Coordination of input for polish language wiki scrapper

Hello,
let us have a separate thread for coordinating our efforts to provide input for wiki scrapper. I have already seen some activity in this manner here:https://discourse.mozilla.org/t/polish-sentences-concerns/52136/15
and here: https://discourse.mozilla.org/t/polish-dataset-download/52707 so we can probably speed up the work by doing it together ;).

Before going further please visit https://github.com/Common-Voice/common-voice-wiki-scraper and https://discourse.mozilla.org/t/technical-feedback-needed-wikipedia-extractor-script-beta/42983/ if You haven’t already.

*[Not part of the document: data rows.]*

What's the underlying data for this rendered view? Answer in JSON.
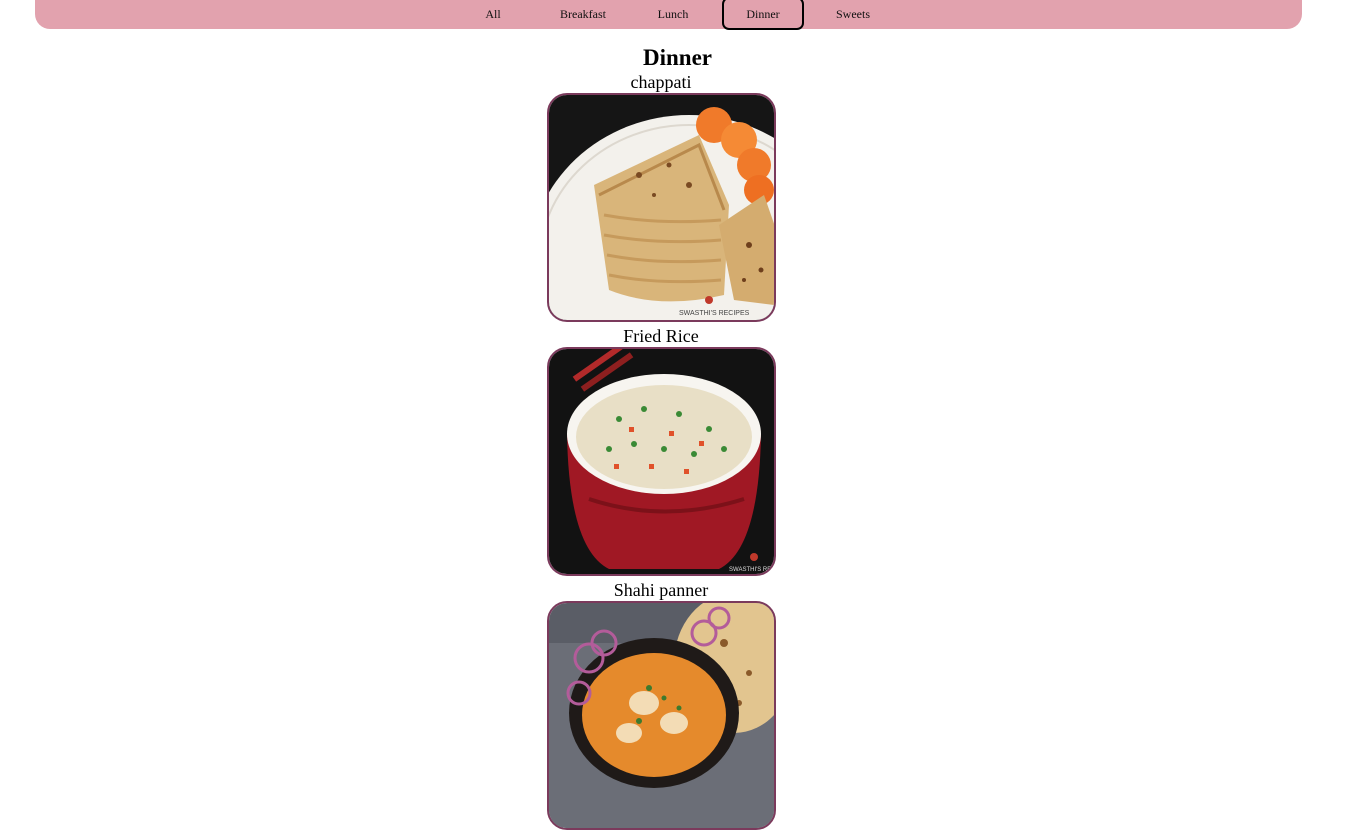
{
  "nav": {
    "items": [
      {
        "label": "All",
        "active": false
      },
      {
        "label": "Breakfast",
        "active": false
      },
      {
        "label": "Lunch",
        "active": false
      },
      {
        "label": "Dinner",
        "active": true
      },
      {
        "label": "Sweets",
        "active": false
      }
    ]
  },
  "section": {
    "title": "Dinner"
  },
  "menu": {
    "items": [
      {
        "name": "chappati",
        "photo": "chappati-photo"
      },
      {
        "name": "Fried Rice",
        "photo": "fried-rice-photo"
      },
      {
        "name": "Shahi panner",
        "photo": "shahi-paneer-photo"
      }
    ]
  },
  "colors": {
    "navbar": "#e2a2ae",
    "image_border": "#7b3a5c"
  }
}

According to my knowledge the state is: @Scarfmonster started some activity in his git, which I have forked and added word usage file to prepare blacklist (see here https://github.com/J-Wrobel/common-voice-wiki-scraper/tree/polish)
I am now running additional script which will check these words for number of hits in polish language corpus (https://sjp.pwn.pl/korpus) and create additional file so we can use two sources when creating blacklist.

I think the simplest plan is to create blacklist file and update rules with whatever we find useful. Then create some shuffled sample of sentences for initial approval (preferably polish linguists to give error percentage and remarks for improvement).

Any comments and ideas welcome and let’s do it!

Great to see this effort. Happy to help on a technical level if you need any help.

Sorry for being off the topic for some time. I have prepared blacklist files based on word usage frequency and number of hits for a word in national corpus. Now, I wanted to generate sample 200-400 sentences to check error rate but I noticed that @Scarfmonster filed an issue in rust-punkt (see here: https://github.com/ferristseng/rust-punkt/issues/16) which is probably affecting the scrapper. I am not sure what is best way to proceed here. Any thoughts? I am not really familiar with NLP stuff and I doubt I will have much time to get acquainted to help with fix.

Yes, we have the same issue in the scraper :frowning:

In this case I think it would be better to wait for the fix before actually evaluating the sample. I can try to better refine rules while waiting. I would like to avoid being affected by sentence segmentation errors. What do You think? Do You have some information regarding date of the fix?

I wouldn’t block on that. Given that this by now is basically unmaintained, I wouldn’t keep the hopes up. There is https://github.com/Common-Voice/cv-sentence-extractor/issues/11 to look into alternatives though.